Cases of water contamination caused by bacteria in drinking water

  • In 1993 in Milwaukee, Cryptosporidium, a chlorine-resistant waterborne organism, was found in the water supply. By the time it was all over the incident had killed more than 100 people and sickened another 403,000.


  • In New York City in 2015, Legionella bacteria built up in a cooling tower in the city, causing an outbreak of Legionnaires’ disease in the Bronx which killed 12 people and infected 108.


Cases of lead contamination in drinking water

  • In 2001 dangerous amounts of lead leached into Washington, C. ‘s water supply, yet Washington’s Water and Sewage Authority (WASA) hid its findings until a 2004 Washington Post story exposed the cover-up. A Congressional report would later reveal that nearly two-thirds of homes tested (tens of thousands of homes in all) had tap water that exceeded allowable limits. Some samples exceeded 5,000 ppb, the threshold at which water officially becomes hazardous waste. The problem was originally uncovered by Marc Edwards, a young environmental engineer hired as a consultant for Cadmus Group, which was working as an EPA contractor. When Edwards advised that the whole city needed to be tested for water contamination, Cadmus failed to renew his contract.

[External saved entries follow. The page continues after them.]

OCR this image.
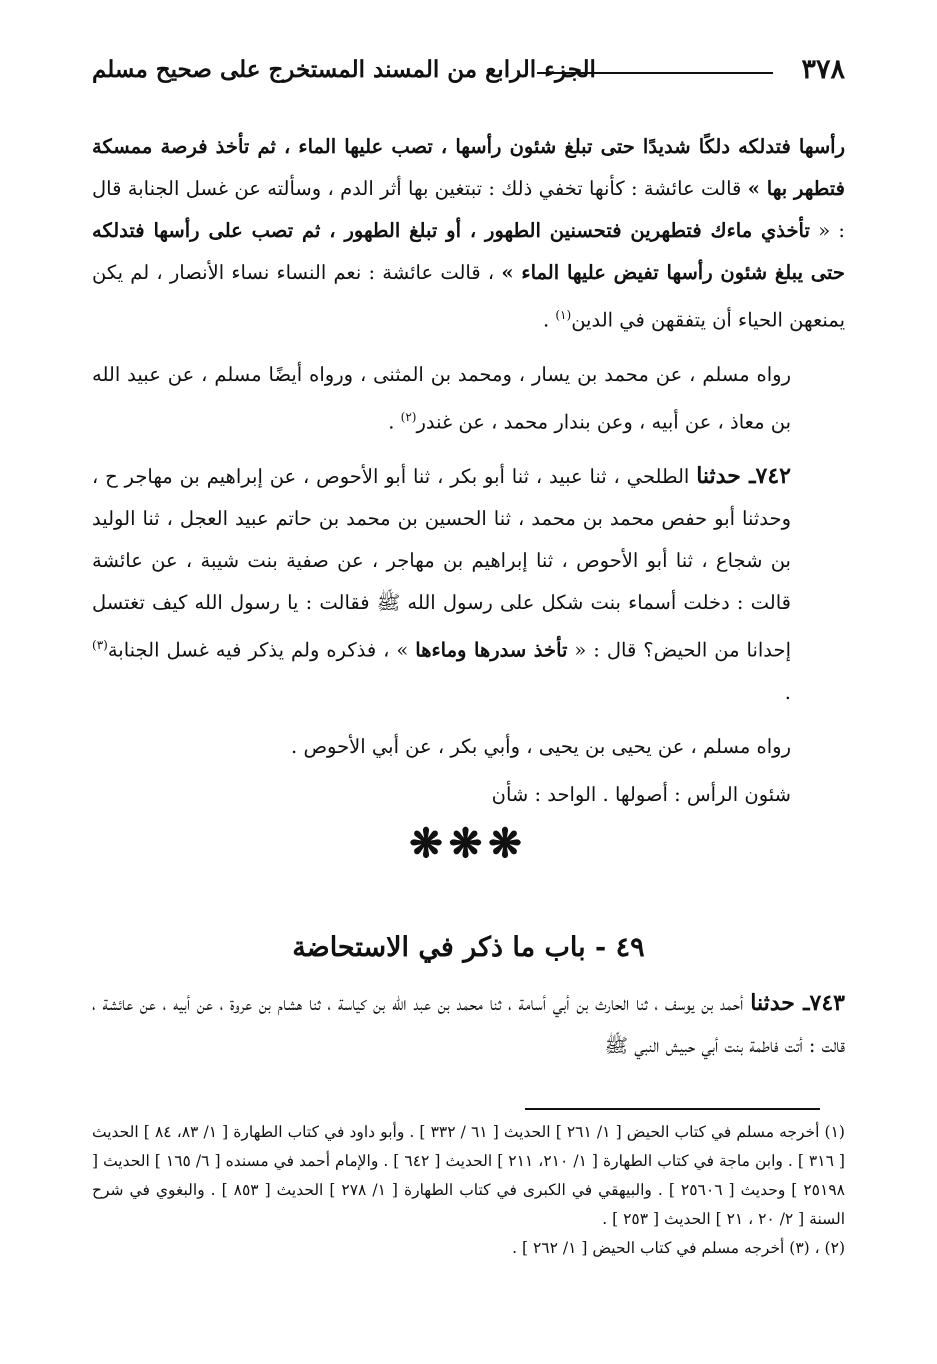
٣٧٨
الجزء الرابع من المسند المستخرج على صحيح مسلم

رأسها فتدلكه دلكًا شديدًا حتى تبلغ شئون رأسها ، تصب عليها الماء ، ثم تأخذ فرصة ممسكة فتطهر بها » قالت عائشة : كأنها تخفي ذلك : تبتغين بها أثر الدم ، وسألته عن غسل الجنابة قال : « تأخذي ماءك فتطهرين فتحسنين الطهور ، أو تبلغ الطهور ، ثم تصب على رأسها فتدلكه حتى يبلغ شئون رأسها تفيض عليها الماء » ، قالت عائشة : نعم النساء نساء الأنصار ، لم يكن يمنعهن الحياء أن يتفقهن في الدين$^{(١)}$ .

رواه مسلم ، عن محمد بن يسار ، ومحمد بن المثنى ، ورواه أيضًا مسلم ، عن عبيد الله بن معاذ ، عن أبيه ، وعن بندار محمد ، عن غندر$^{(٢)}$ .

٧٤٢ـ حدثنا الطلحي ، ثنا عبيد ، ثنا أبو بكر ، ثنا أبو الأحوص ، عن إبراهيم بن مهاجر ح ، وحدثنا أبو حفص محمد بن محمد ، ثنا الحسين بن محمد بن حاتم عبيد العجل ، ثنا الوليد بن شجاع ، ثنا أبو الأحوص ، ثنا إبراهيم بن مهاجر ، عن صفية بنت شيبة ، عن عائشة قالت : دخلت أسماء بنت شكل على رسول الله ﷺ فقالت : يا رسول الله كيف تغتسل إحدانا من الحيض؟ قال : « تأخذ سدرها وماءها » ، فذكره ولم يذكر فيه غسل الجنابة$^{(٣)}$ .

رواه مسلم ، عن يحيى بن يحيى ، وأبي بكر ، عن أبي الأحوص .

شئون الرأس : أصولها . الواحد : شأن

❋❋❋
٤٩ - باب ما ذكر في الاستحاضة

٧٤٣ـ حدثنا أحمد بن يوسف ، ثنا الحارث بن أبي أسامة ، ثنا محمد بن عبد الله بن كياسة ، ثنا هشام بن عروة ، عن أبيه ، عن عائشة ، قالت : أتت فاطمة بنت أبي حبيش النبي ﷺ

(١) أخرجه مسلم في كتاب الحيض [ ١/ ٢٦١ ] الحديث [ ٦١ / ٣٣٢ ] . وأبو داود في كتاب الطهارة [ ١/ ٨٣، ٨٤ ] الحديث [ ٣١٦ ] . وابن ماجة في كتاب الطهارة [ ١/ ٢١٠، ٢١١ ] الحديث [ ٦٤٢ ] . والإمام أحمد في مسنده [ ٦/ ١٦٥ ] الحديث [ ٢٥١٩٨ ] وحديث [ ٢٥٦٠٦ ] . والبيهقي في الكبرى في كتاب الطهارة [ ١/ ٢٧٨ ] الحديث [ ٨٥٣ ] . والبغوي في شرح السنة [ ٢/ ٢٠ ، ٢١ ] الحديث [ ٢٥٣ ] .

(٢) ، (٣) أخرجه مسلم في كتاب الحيض [ ١/ ٢٦٢ ] .
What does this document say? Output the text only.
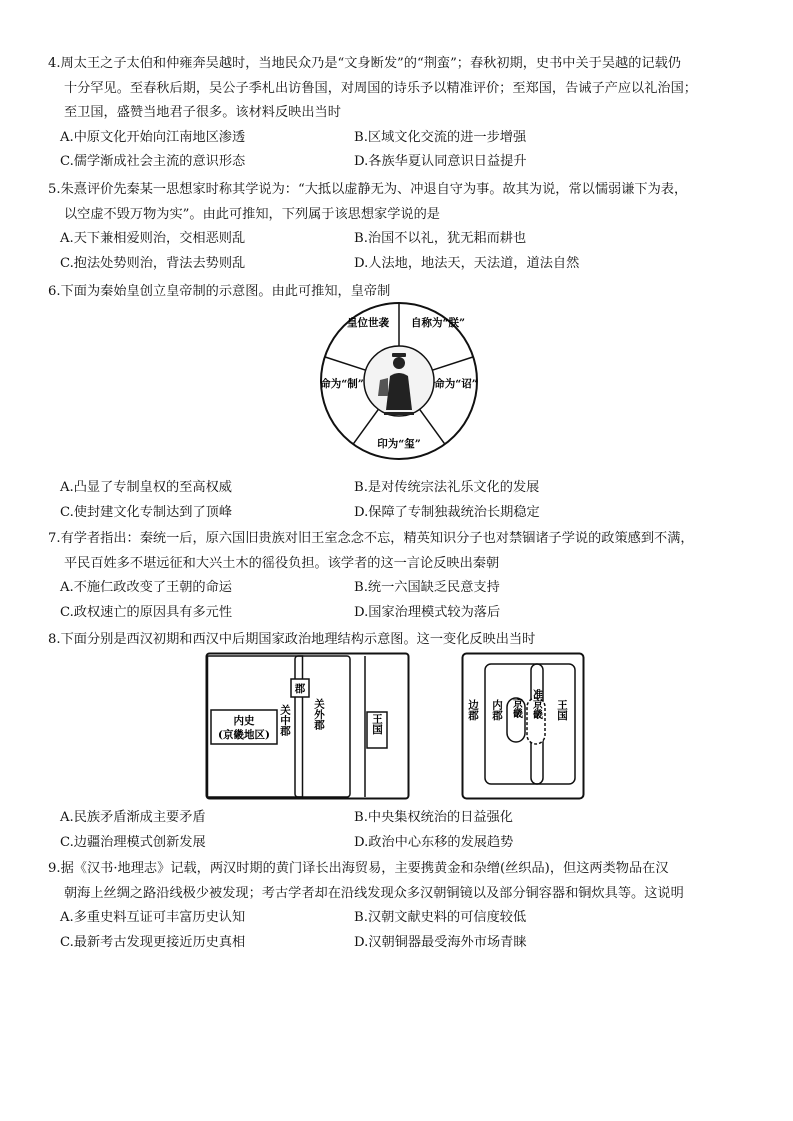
4.周太王之子太伯和仲雍奔吴越时，当地民众乃是“文身断发”的“荆蛮”；春秋初期，史书中关于吴越的记载仍

十分罕见。至春秋后期，吴公子季札出访鲁国，对周国的诗乐予以精准评价；至郑国，告诫子产应以礼治国；

至卫国，盛赞当地君子很多。该材料反映出当时

A.中原文化开始向江南地区渗透	B.区域文化交流的进一步增强
C.儒学渐成社会主流的意识形态	D.各族华夏认同意识日益提升

5.朱熹评价先秦某一思想家时称其学说为：“大抵以虚静无为、冲退自守为事。故其为说，常以懦弱谦下为表，

以空虚不毁万物为实”。由此可推知，下列属于该思想家学说的是

A.天下兼相爱则治，交相恶则乱	B.治国不以礼，犹无耜而耕也
C.抱法处势则治，背法去势则乱	D.人法地，地法天，天法道，道法自然

6.下面为秦始皇创立皇帝制的示意图。由此可推知，皇帝制

皇位世袭 自称为“朕”
命为“诏”
印为“玺”
命为“制”
A.凸显了专制皇权的至高权威	B.是对传统宗法礼乐文化的发展
C.使封建文化专制达到了顶峰	D.保障了专制独裁统治长期稳定

7.有学者指出：秦统一后，原六国旧贵族对旧王室念念不忘，精英知识分子也对禁锢诸子学说的政策感到不满，

平民百姓多不堪远征和大兴土木的徭役负担。该学者的这一言论反映出秦朝

A.不施仁政改变了王朝的命运	B.统一六国缺乏民意支持
C.政权速亡的原因具有多元性	D.国家治理模式较为落后

8.下面分别是西汉初期和西汉中后期国家政治地理结构示意图。这一变化反映出当时

内史
(京畿地区) 关中郡 关外郡
郡
王国
边郡 内郡 京畿 准京畿 王国
A.民族矛盾渐成主要矛盾	B.中央集权统治的日益强化
C.边疆治理模式创新发展	D.政治中心东移的发展趋势

9.据《汉书·地理志》记载，两汉时期的黄门译长出海贸易，主要携黄金和杂缯(丝织品)，但这两类物品在汉

朝海上丝绸之路沿线极少被发现；考古学者却在沿线发现众多汉朝铜镜以及部分铜容器和铜炊具等。这说明

A.多重史料互证可丰富历史认知	B.汉朝文献史料的可信度较低
C.最新考古发现更接近历史真相	D.汉朝铜器最受海外市场青睐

Though the city did eventually replace lead service lines with copper ones, they didn’t touch the lead under people’s homes and they didn’t do it properly, leaving the system open to galvanic corrosion.


This means that as time goes on this corrosion will erode pipes and leach lead into the system, starting the cycle all over again. “These agencies, over every objection I made, went ahead and poisoned kids,” Edwards says in describing the situation. A recent CDC report showed that 15,000 homes in Washington D.C. were still contaminated. (Paynter, 2016)

  • In 2014 and 2015, a combination of switching to heavily polluted water from the Flint River and mismanagement of the city’s water system lead to widespread lead contamination for residents in Flint, Michigan, among other problems. (We devote an entire chapter to this incident in our e-book Toxic Childhood for those who want to learn more.)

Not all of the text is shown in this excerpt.